Marlene had a big family, from what I can remember. She was the youngest. There was the high school-age sister, Lisa who babysat for me and my brother on rare occasions when my parents went out on the town. Lisa was fun because she never talked on the phone like all of our other sitters- best of all- she always brought Marlene over with her! We would spend the nights playing Monopoly or Scrabble which I’m sure was a blast for Lisa, since our vocabulary at that age consisted of three and four-letter words like “Cat.” Not a lot to build off of using seven Scrabble tiles.


Marlene and Lisa lived in a big white house up on a hill. There was a wrap-around porch which was screened-in and housed a table that could seat the entire family.

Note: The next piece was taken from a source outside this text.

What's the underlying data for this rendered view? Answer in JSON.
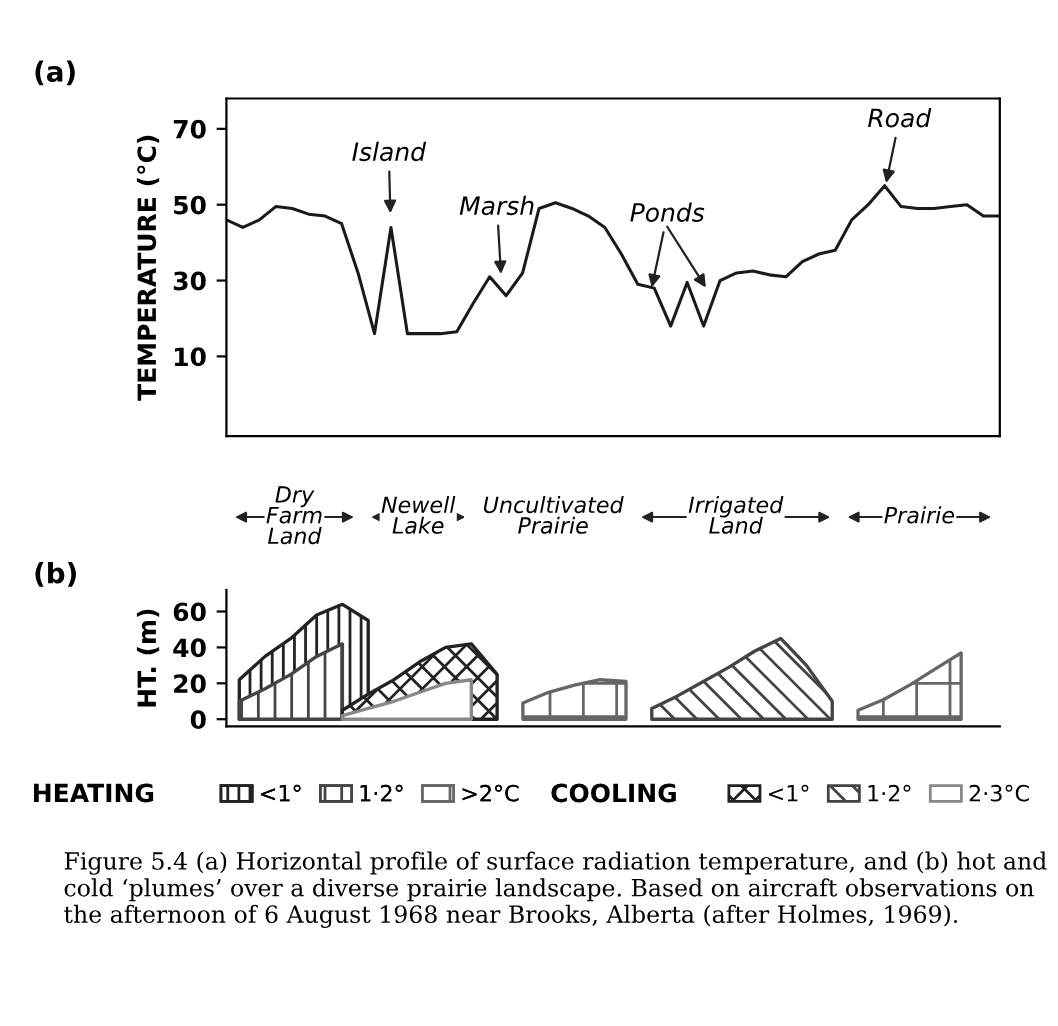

Before my Mom and I got in the car to drop me off, I remember her on the phone with Marlene’s mom: “Ohhhhhhhhh, mmmm hmmm, how nice! Uh oh, oh, hmmm, I’m not sure, lemme ask him.” “Kaline, they’re having lobster, honey, you’ve never had that before, do you still want to go?” “Yes MOM!”

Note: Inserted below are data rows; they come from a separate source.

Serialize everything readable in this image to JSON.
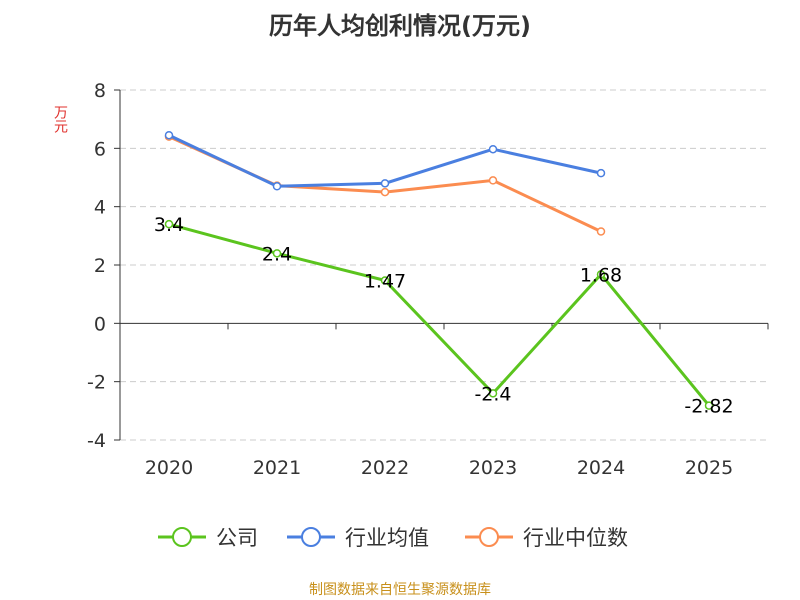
{
  "chart_data": {
    "type": "line",
    "title": "历年人均创利情况(万元)",
    "ylabel": "万元",
    "categories": [
      "2020",
      "2021",
      "2022",
      "2023",
      "2024",
      "2025"
    ],
    "ylim": [
      -4,
      8
    ],
    "yticks": [
      8,
      6,
      4,
      2,
      0,
      -2,
      -4
    ],
    "grid": true,
    "legend_position": "bottom",
    "series": [
      {
        "name": "公司",
        "color": "#5bc41e",
        "values": [
          3.4,
          2.4,
          1.47,
          -2.4,
          1.68,
          -2.82
        ],
        "labels": [
          "3.4",
          "2.4",
          "1.47",
          "-2.4",
          "1.68",
          "-2.82"
        ]
      },
      {
        "name": "行业均值",
        "color": "#4a7fe0",
        "values": [
          6.45,
          4.7,
          4.8,
          5.97,
          5.15,
          null
        ]
      },
      {
        "name": "行业中位数",
        "color": "#fb8c50",
        "values": [
          6.4,
          4.72,
          4.5,
          4.9,
          3.15,
          null
        ]
      }
    ]
  },
  "source": "制图数据来自恒生聚源数据库"
}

I had never had seafood before with the exception of one of my Mom’s many specialties: Fish Sticks with tartar sauce from some sea in Europe called Van de Kamp. My mother always told me in her best secret voice that my father did not like seafood, nor did he like the smell of it, so she could not cook it in the house. I must admit, my mother tried anyway. She cooked flounder in butter on her days off and we would share it for a secret lunch. Afterward, she would burn a candle and open all of the windows to get rid of the fish smell. She also cooked a lobster once. I know this because I remember it rattling around in the paper bag in the backseat of the car and heard it screaming on the grill a few hours later. I don’t know why she had a lobster or why she cooked it, I just know she did. Years later, my father told me that he couldn’t eat something that carried their house around with them- you never knew the last time they cleaned it. Well I couldn’t wait to hear what all of this seafood hype was over and was dying to try lobster. Even more important, I was going to see my friend, Marlene.


Perhaps I should have paused at my mother’s urgency in her voice when she asked if I wanted lobster. I ate the whole thing. I even had seconds. I didn’t want to eat anything else after my first bite of lobster. I ate slowly, carefully dipping it in the melted butter provided in a tiny dish. This dinner was fancy and I felt that I should be very well-mannered. I skipped the corn on the cob. I passed on the potatoes and I was not interested in the salad. I figured lobster will do and then I will wait and see what Marlene’s mom brings out for dessert. Dessert never came out. But all of the lobster I ate did. All over the dinner table. All over Marlene’s denim skirt.


My father picked me up instead of my mother. When Dad asked me why I was crying, I told him that I was embarrassed that I vomited in front of everyone and that they probably couldn’t stomach eating dessert now. Their evening was surely ruined. My father said, “You’re probably allergic to it, just don’t eat seafood again.”


I didn’t listen. And I’m not allergic.